We are not excited about owning the S&P 500 as core exposure to risky assets. The S&P 500 is capitalization weighted, has high momentum bias, is internet heavy, and is implicitly long USD (when the USD is near historical highs). The current correlation of the S&P 500 to USD is ~30%. One of the reasons behind the positive correlation of the S&P 500 to USD is the high weight in Momentum and Low Volatility stocks in the index, and these stocks’ positive correlation to USD. At the same time, the index has low weight in Value stocks that are negatively correlated to USD (correlation of momentum, value and S&P 500 to USD are shown in Figure 1). When it comes to macro drivers of equities, the S&P 500 may be trapped by USD: it can’t rally to new highs without USD (momentum sectors, FANGs, etc.), and at the same time the strong USD is capping any significant upside due to its negative impact on EPS (via value segments such as multinationals and energy).

 

 

We didn’t have long to wait to see precisely what Kolanovic meant, as today’s market provides a perfect confirmation.
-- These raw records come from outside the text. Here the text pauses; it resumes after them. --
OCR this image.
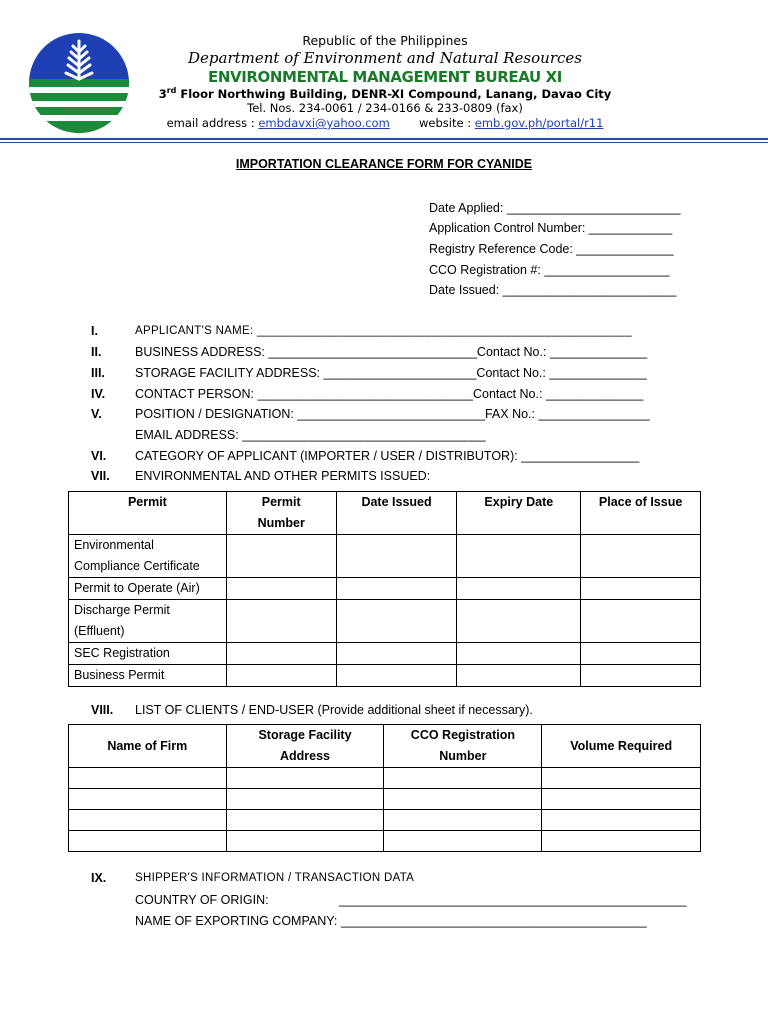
Republic of the Philippines
Department of Environment and Natural Resources
ENVIRONMENTAL MANAGEMENT BUREAU XI
3rd Floor Northwing Building, DENR-XI Compound, Lanang, Davao City
Tel. Nos. 234-0061 / 234-0166 & 233-0809 (fax)
email address : embdavxi@yahoo.com	website : emb.gov.ph/portal/r11
IMPORTATION CLEARANCE FORM FOR CYANIDE
Date Applied: _________________________
Application Control Number: ____________
Registry Reference Code: ______________
CCO Registration #: __________________
Date Issued: _________________________
I.	APPLICANT'S NAME: ________________________________________________________
II.	BUSINESS ADDRESS: ______________________________Contact No.: ______________
III. STORAGE FACILITY ADDRESS: ______________________Contact No.: ______________
IV. CONTACT PERSON: _______________________________Contact No.: ______________
V.	POSITION / DESIGNATION: ___________________________FAX No.: ________________
EMAIL ADDRESS: ___________________________________
VI. CATEGORY OF APPLICANT (IMPORTER / USER / DISTRIBUTOR): _________________
VII. ENVIRONMENTAL AND OTHER PERMITS ISSUED:
Permit	Permit Number	Date Issued	Expiry Date	Place of Issue
Environmental Compliance Certificate				
Permit to Operate (Air)				
Discharge Permit (Effluent)				
SEC Registration				
Business Permit				
VIII. LIST OF CLIENTS / END-USER (Provide additional sheet if necessary).
Name of Firm	Storage Facility Address	CCO Registration Number	Volume Required

IX. SHIPPER'S INFORMATION / TRANSACTION DATA
COUNTRY OF ORIGIN:	__________________________________________________
NAME OF EXPORTING COMPANY: ____________________________________________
On one hand we have surging Energy stocks, not just today, but over the past five days. On the other, we have seen a steady drop lower in the USD over the same time period, which initially kept Tech and Momentum stocks flat…

 

… but today has led to a decisive move lower in 2015’s dominant tech group, the FANGs:

 

Which presents an unpleasant dilemma for the Fed: can it push the S&P higher when it is trapped by a stronger dollar, and if not, can is push the S&P higher when it is trapped by a weaker dollar as well.

What it really means, is that hopes of multiple expansion going forward can be forgotten: recall that the S&P now is already at a higher multiple (and thus more expensive) than it was at the beginning of the year; it also means that unless somehow the S&P500 constituent companies can once again find a way to grow their real earnings (which as we have showed recently are at 2010 levels), any breakout attempts for the S&P500 will fail.

And that is the real problem: how to grow revenues and earnings in a world in which global trade is crashing, in which sovereigns and consumers have record debt, and where wage growth – in the US – just posted its biggest monthly collapse in history.